Israel und USA uneins über Iran: „Meine Freunde, 2012 ist nicht 1944“

Israel zweifelt eine diplomatische Lösung des Atomstreits mit dem Iran an. Im Gespräch mit Obama betont Premier Netanjahu das Recht auf Selbstverteidigung und mahnt zur Eile.

Benjamin Netanjahu (l.) wirft einen skeptischen Blick auf Barack Obama. Bild: reuters

WASHINGTON dapd/rtr/dpa | Der israelische Ministerpräsident Benjamin Netanjahu hat die Hoffnung auf eine diplomatische Lösung des Konflikts um das umstrittene iranische Atomprogramm offenbar verloren.

Bei einem Besuch in den USA zeigte er sich am Montag im Gespräch mit US-Präsident Barack Obama entschlossen, die Entwicklung von Nuklearwaffen im Iran mit allen Mitteln zu verhindern. Israel habe ein Recht auf Selbstverteidigung, sagte Netanjahu.

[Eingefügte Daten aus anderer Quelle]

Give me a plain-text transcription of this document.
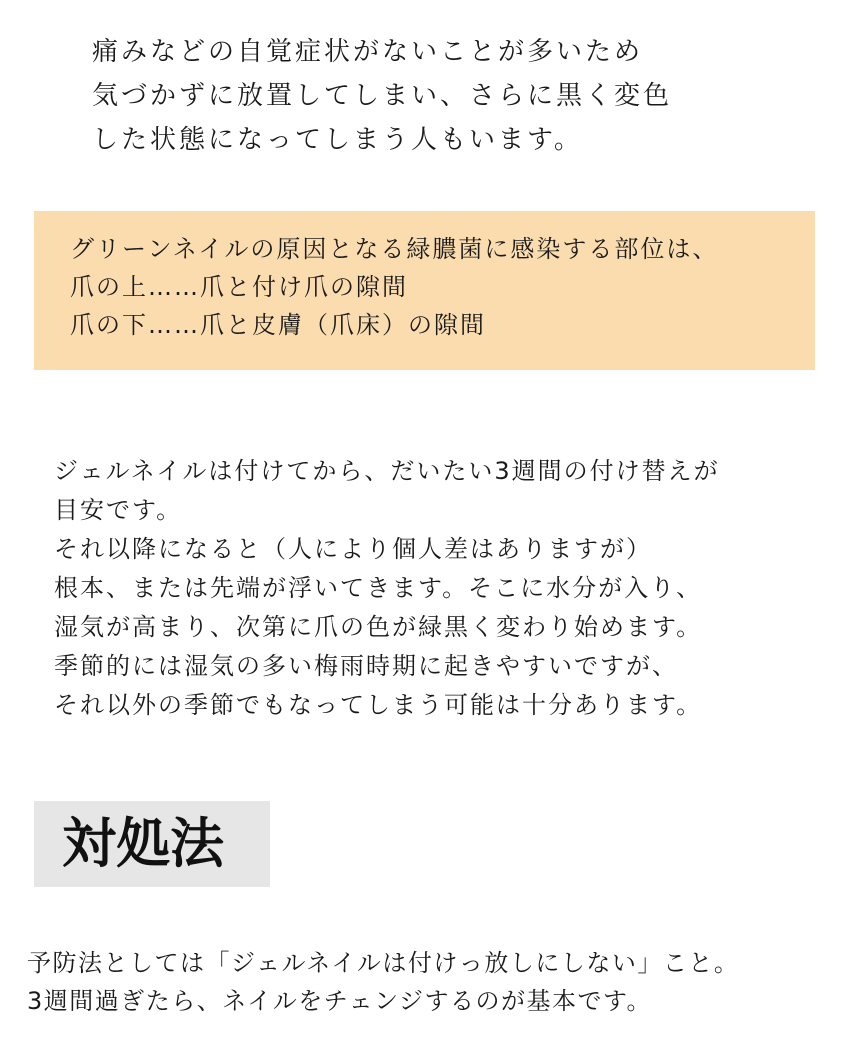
痛みなどの自覚症状がないことが多いため
気づかずに放置してしまい、さらに黒く変色
した状態になってしまう人もいます。
グリーンネイルの原因となる緑膿菌に感染する部位は、
爪の上……爪と付け爪の隙間
爪の下……爪と皮膚（爪床）の隙間
ジェルネイルは付けてから、だいたい3週間の付け替えが
目安です。
それ以降になると（人により個人差はありますが）
根本、または先端が浮いてきます。そこに水分が入り、
湿気が高まり、次第に爪の色が緑黒く変わり始めます。
季節的には湿気の多い梅雨時期に起きやすいですが、
それ以外の季節でもなってしまう可能は十分あります。
対処法
予防法としては「ジェルネイルは付けっ放しにしない」こと。
3週間過ぎたら、ネイルをチェンジするのが基本です。
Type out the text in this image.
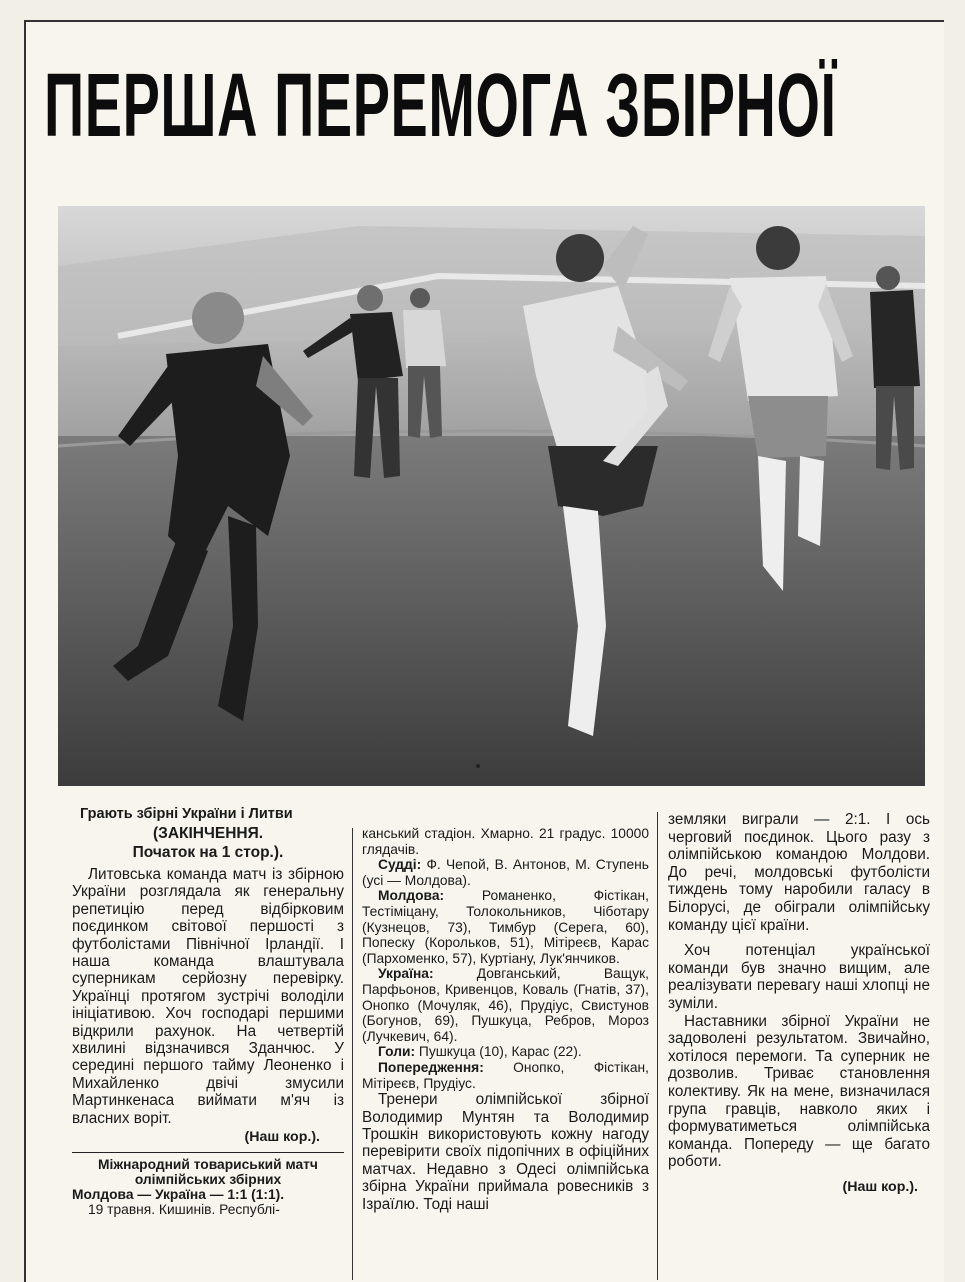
ПЕРША ПЕРЕМОГА ЗБІРНОЇ
Грають збірні України і Литви

(ЗАКІНЧЕННЯ.

Початок на 1 стор.).

Литовська команда матч із збірною України розглядала як генеральну репетицію перед відбірковим поєдинком світової першості з футболістами Північної Ірландії. І наша команда влаштувала суперникам серйозну перевірку. Українці протягом зустрічі володіли ініціативою. Хоч господарі першими відкрили рахунок. На четвертій хвилині відзначився Зданчюс. У середині першого тайму Леоненко і Михайленко двічі змусили Мартинкенаса виймати м'яч із власних воріт.

(Наш кор.).

Міжнародний товариський матч олімпійських збірних

Молдова — Україна — 1:1 (1:1).

19 травня. Кишинів. Республі-

канський стадіон. Хмарно. 21 градус. 10000 глядачів.

Судді: Ф. Чепой, В. Антонов, М. Ступень (усі — Молдова).

Молдова:	Романенко, Фістікан, Тестіміцану, Толокольников, Чіботару (Кузнецов, 73), Тимбур (Серега, 60), Попеску (Корольков, 51), Мітіреєв, Карас (Пархоменко, 57), Куртіану, Лук'янчиков.

Україна:	Довганський, Ващук, Парфьонов, Кривенцов, Коваль (Гнатів, 37), Онопко (Мочуляк, 46), Прудіус, Свистунов (Богунов, 69), Пушкуца, Ребров, Мороз (Лучкевич, 64).

Голи: Пушкуца (10), Карас (22).

Попередження: Онопко, Фістікан, Мітіреєв, Прудіус.

Тренери олімпійської збірної Володимир Мунтян та Володимир Трошкін використовують кожну нагоду перевірити своїх підопічних в офіційних матчах. Недавно з Одесі олімпійська збірна України приймала ровесників з Ізраїлю. Тоді наші

земляки виграли — 2:1. І ось черговий поєдинок. Цього разу з олімпійською командою Молдови. До речі, молдовські футболісти тиждень тому наробили галасу в Білорусі, де обіграли олімпійську команду цієї країни.

Хоч потенціал української команди був значно вищим, але реалізувати перевагу наші хлопці не зуміли.

Наставники збірної України не задоволені результатом. Звичайно, хотілося перемоги. Та суперник не дозволив. Триває становлення колективу. Як на мене, визначилася група гравців, навколо яких і формуватиметься олімпійська команда. Попереду — ще багато роботи.

(Наш кор.).
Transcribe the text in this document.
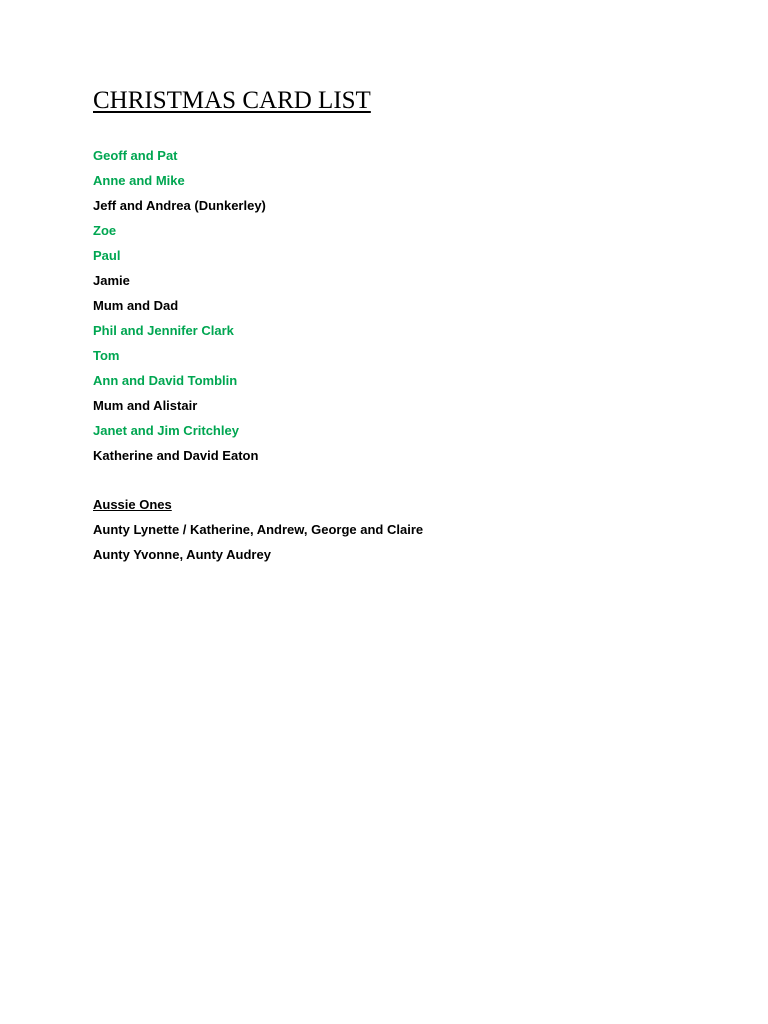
CHRISTMAS CARD LIST
Geoff and Pat
Anne and Mike
Jeff and Andrea (Dunkerley)
Zoe
Paul
Jamie
Mum and Dad
Phil and Jennifer Clark
Tom
Ann and David Tomblin
Mum and Alistair
Janet and Jim Critchley
Katherine and David Eaton
Aussie Ones
Aunty Lynette / Katherine, Andrew, George and Claire
Aunty Yvonne, Aunty Audrey
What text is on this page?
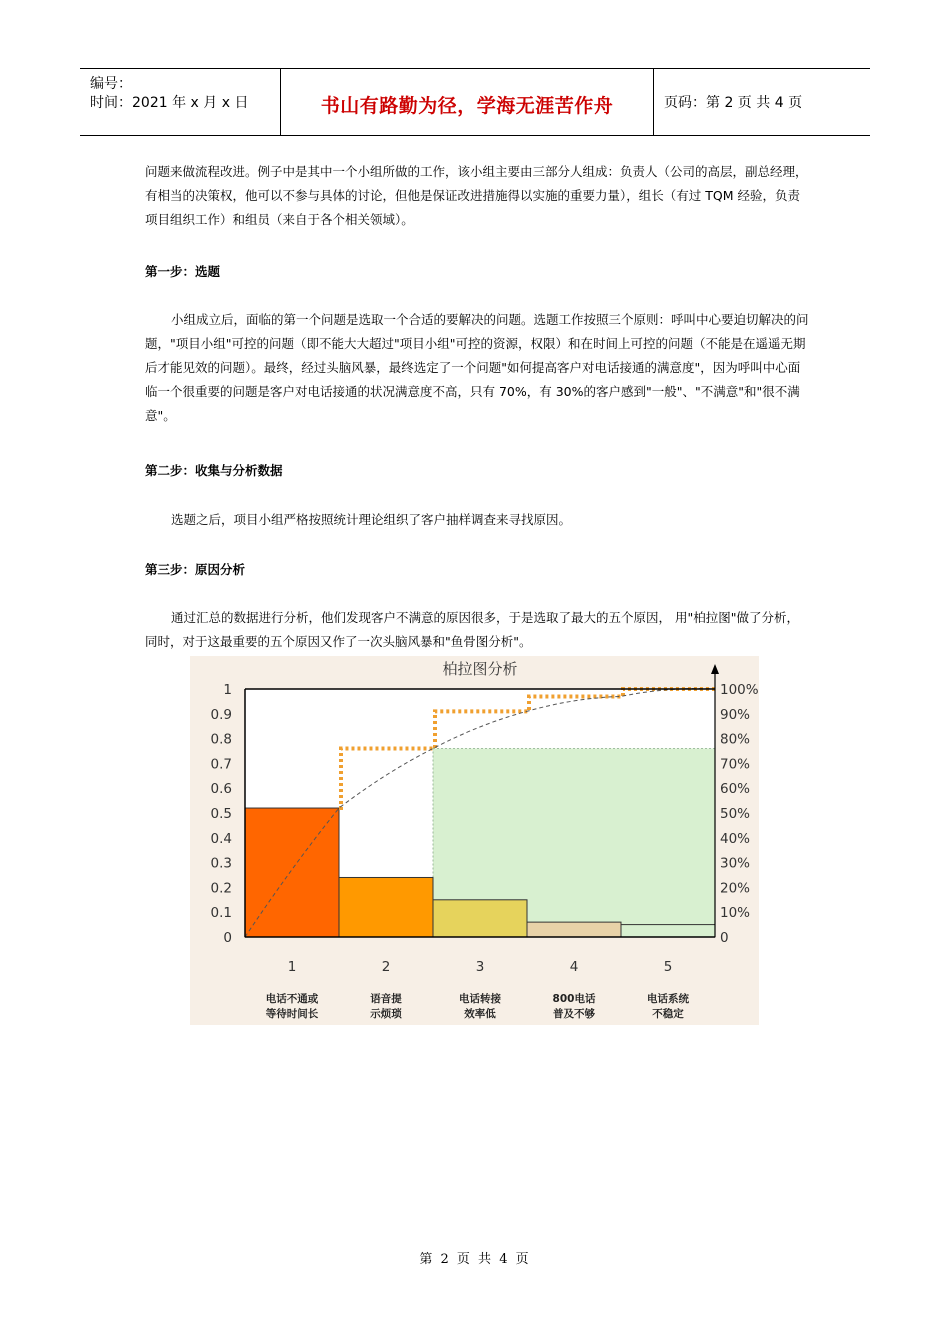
编号：
时间：2021 年 x 月 x 日	书山有路勤为径，学海无涯苦作舟	页码：第 2 页 共 4 页

问题来做流程改进。例子中是其中一个小组所做的工作，该小组主要由三部分人组成：负责人（公司的高层，副总经理，有相当的决策权，他可以不参与具体的讨论，但他是保证改进措施得以实施的重要力量），组长（有过 TQM 经验，负责项目组织工作）和组员（来自于各个相关领域）。

第一步：选题

小组成立后，面临的第一个问题是选取一个合适的要解决的问题。选题工作按照三个原则：呼叫中心要迫切解决的问题，"项目小组"可控的问题（即不能大大超过"项目小组"可控的资源，权限）和在时间上可控的问题（不能是在遥遥无期后才能见效的问题）。最终，经过头脑风暴，最终选定了一个问题"如何提高客户对电话接通的满意度"，因为呼叫中心面临一个很重要的问题是客户对电话接通的状况满意度不高，只有 70%，有 30%的客户感到"一般"、"不满意"和"很不满意"。

第二步：收集与分析数据

选题之后，项目小组严格按照统计理论组织了客户抽样调查来寻找原因。

第三步：原因分析

通过汇总的数据进行分析，他们发现客户不满意的原因很多，于是选取了最大的五个原因， 用"柏拉图"做了分析，同时，对于这最重要的五个原因又作了一次头脑风暴和"鱼骨图分析"。

柏拉图分析
0
0.1
0.2
0.3
0.4
0.5
0.6
0.7
0.8
0.9
1
0
10%
20%
30%
40%
50%
60%
70%
80%
90%
100%
1
电话不通或
等待时间长
2
语音提
示烦琐
3
电话转接
效率低
4
800电话
普及不够
5
电话系统
不稳定
第 2 页 共 4 页
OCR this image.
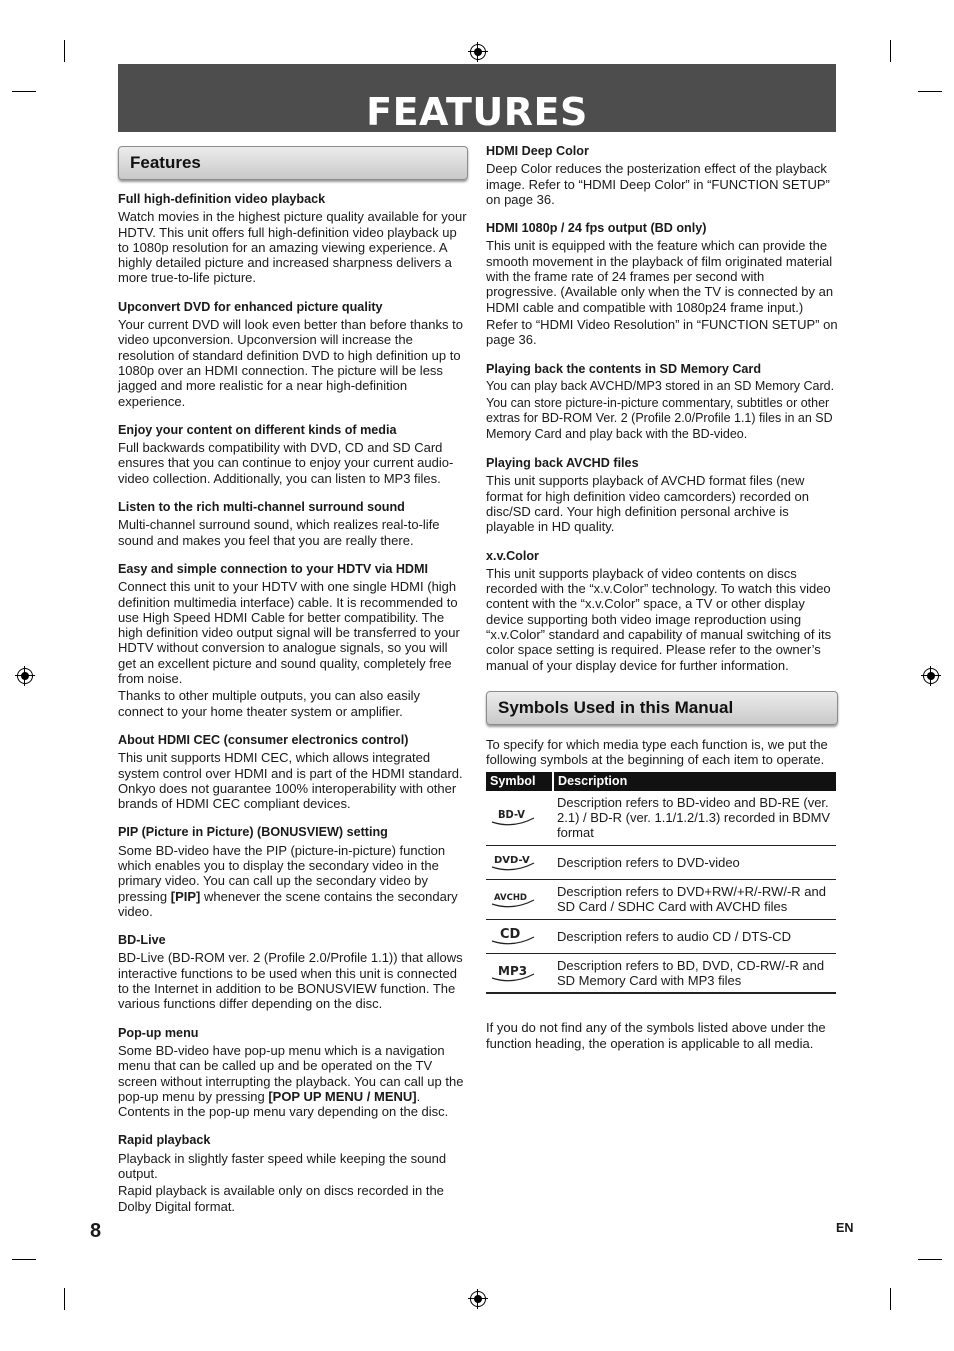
FEATURES
Features
Full high-definition video playback

Watch movies in the highest picture quality available for your HDTV. This unit offers full high-definition video playback up to 1080p resolution for an amazing viewing experience. A highly detailed picture and increased sharpness delivers a more true-to-life picture.

Upconvert DVD for enhanced picture quality

Your current DVD will look even better than before thanks to video upconversion. Upconversion will increase the resolution of standard definition DVD to high definition up to 1080p over an HDMI connection. The picture will be less jagged and more realistic for a near high-definition experience.

Enjoy your content on different kinds of media

Full backwards compatibility with DVD, CD and SD Card ensures that you can continue to enjoy your current audio-video collection. Additionally, you can listen to MP3 files.

Listen to the rich multi-channel surround sound

Multi-channel surround sound, which realizes real-to-life sound and makes you feel that you are really there.

Easy and simple connection to your HDTV via HDMI

Connect this unit to your HDTV with one single HDMI (high definition multimedia interface) cable. It is recommended to use High Speed HDMI Cable for better compatibility. The high definition video output signal will be transferred to your HDTV without conversion to analogue signals, so you will get an excellent picture and sound quality, completely free from noise.

Thanks to other multiple outputs, you can also easily connect to your home theater system or amplifier.

About HDMI CEC (consumer electronics control)

This unit supports HDMI CEC, which allows integrated system control over HDMI and is part of the HDMI standard. Onkyo does not guarantee 100% interoperability with other brands of HDMI CEC compliant devices.

PIP (Picture in Picture) (BONUSVIEW) setting

Some BD-video have the PIP (picture-in-picture) function which enables you to display the secondary video in the primary video. You can call up the secondary video by pressing [PIP] whenever the scene contains the secondary video.

BD-Live

BD-Live (BD-ROM ver. 2 (Profile 2.0/Profile 1.1)) that allows interactive functions to be used when this unit is connected to the Internet in addition to be BONUSVIEW function. The various functions differ depending on the disc.

Pop-up menu

Some BD-video have pop-up menu which is a navigation menu that can be called up and be operated on the TV screen without interrupting the playback. You can call up the pop-up menu by pressing [POP UP MENU / MENU]. Contents in the pop-up menu vary depending on the disc.

Rapid playback

Playback in slightly faster speed while keeping the sound output.

Rapid playback is available only on discs recorded in the Dolby Digital format.

HDMI Deep Color

Deep Color reduces the posterization effect of the playback image. Refer to “HDMI Deep Color” in “FUNCTION SETUP” on page 36.

HDMI 1080p / 24 fps output (BD only)

This unit is equipped with the feature which can provide the smooth movement in the playback of film originated material with the frame rate of 24 frames per second with progressive. (Available only when the TV is connected by an HDMI cable and compatible with 1080p24 frame input.)

Refer to “HDMI Video Resolution” in “FUNCTION SETUP” on page 36.

Playing back the contents in SD Memory Card

You can play back AVCHD/MP3 stored in an SD Memory Card.

You can store picture-in-picture commentary, subtitles or other extras for BD-ROM Ver. 2 (Profile 2.0/Profile 1.1) files in an SD Memory Card and play back with the BD-video.

Playing back AVCHD files

This unit supports playback of AVCHD format files (new format for high definition video camcorders) recorded on disc/SD card. Your high definition personal archive is playable in HD quality.

x.v.Color

This unit supports playback of video contents on discs recorded with the “x.v.Color” technology. To watch this video content with the “x.v.Color” space, a TV or other display device supporting both video image reproduction using “x.v.Color” standard and capability of manual switching of its color space setting is required. Please refer to the owner’s manual of your display device for further information.

Symbols Used in this Manual

To specify for which media type each function is, we put the following symbols at the beginning of each item to operate.

Symbol	Description

BD-V	Description refers to BD-video and BD-RE (ver. 2.1) / BD-R (ver. 1.1/1.2/1.3) recorded in BDMV format

DVD-V	Description refers to DVD-video

AVCHD	Description refers to DVD+RW/+R/-RW/-R and SD Card / SDHC Card with AVCHD files

CD	Description refers to audio CD / DTS-CD

MP3	Description refers to BD, DVD, CD-RW/-R and SD Memory Card with MP3 files

If you do not find any of the symbols listed above under the function heading, the operation is applicable to all media.

8	EN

„Ich spiele nicht mit der Sicherheit des Staates Israel.“ Obama will den Konflikt mit Sanktionen und Diplomatie lösen. Wie die New York Times berichtete, sei es den beiden Politikern nicht gelungen, „grundlegende Differenzen“ zu überwinden. Einigkeit herrschte lediglich in der grundsätzlichen Feststellung, dass weder Israel noch die USA einen Iran mit Atomwaffen zulassen wollten.

Er versicherte aber, noch keine Entscheidung über einen Angriff auf iranische Atomanlagen getroffen zu haben. Allerdings fügte er mit Blick auf mögliche militärische Schritte gegen den Iran hinzu: „Niemand von uns kann es sich leisten, viel länger zu warten.“

Israel habe geduldig gewartet, dass Diplomatie und Sanktionen Wirkung zeigten, sagte Netanjahu in Washington vor Tausenden Anhängern der Lobbygruppe American Israel Public Affairs Committee. „Als Ministerpräsident von Israel werde ich mein Volk niemals bedroht von Vernichtung leben lassen“, sagte Netanjahu.

Bombardierung von Auschwitz „ineffektiv“

Das „American Israel Public Affairs Committee“ (Aipac) gilt als mächtigste Lobby israelischer Interessen in den USA. In der Organisation mit Sitz in Washington engagieren sich etwa 100.000 Aktivisten, Juden und Nicht-Juden, über Parteigrenzen hinweg für ein Ziel: die Festigung der Verbindungen beider Länder. Für viele Amerikaner ist die enge Partnerschaft gleichsam Staatsraison. Zu seinen mittelbaren und unmittelbaren Erfolgen zählt die massive finanzielle Unterstützung der USA für Israel in Höhe von jährlich etwa drei Milliarden Dollar, größtenteils als Militärhilfe.

Der Regierungschef trat seinen Kritikern entgegen, die für den Fall eines israelischen Angriffs auf die Atomanlagen im Iran vor schweren Vergeltungsschlägen warnten. Er zeigte dem Publikum die Kopie eines Schreibens des US-Kriegsministeriums auf dem Jahr 1944, in dem die jüdische Forderung nach einer Bombardierung des Konzentrationslagers Auschwitz abgelehnt wird, da ein Angriff „ineffektiv“ sei und die Deutschen noch weiter provozieren könnte.

"Meine Freunde, 2012 ist nicht 1944", sagte Netanjahu. „Heute haben wir unseren eigenen Staat. Und die Aufgabe des jüdischen Staates ist es, jüdisches Leben zu verteidigen und die jüdische Zukunft zu sichern.“

US-Präsident Barack Obama hatte sich zuvor bei einem Treffen mit Netanjahu im Weißen Haus für weitere diplomatische Anstrengungen und Sanktionen im Konflikt um Teherans Atomprogramm ausgesprochen. Allerdings würden die USA alle Optionen für den Fall in Betracht ziehen, dass sie mit dem für Washington inakzeptablen Umstand einer iranischen Bombe konfrontiert würden.

Netanjahu betonte die enge Verbindung beider Länder: „Israel und Amerika stehen zusammen.“ Allerdings müsse Israel auch „Herr seines eigenen Schicksals“ bleiben, fügte der israelische Regierungschef hinzu.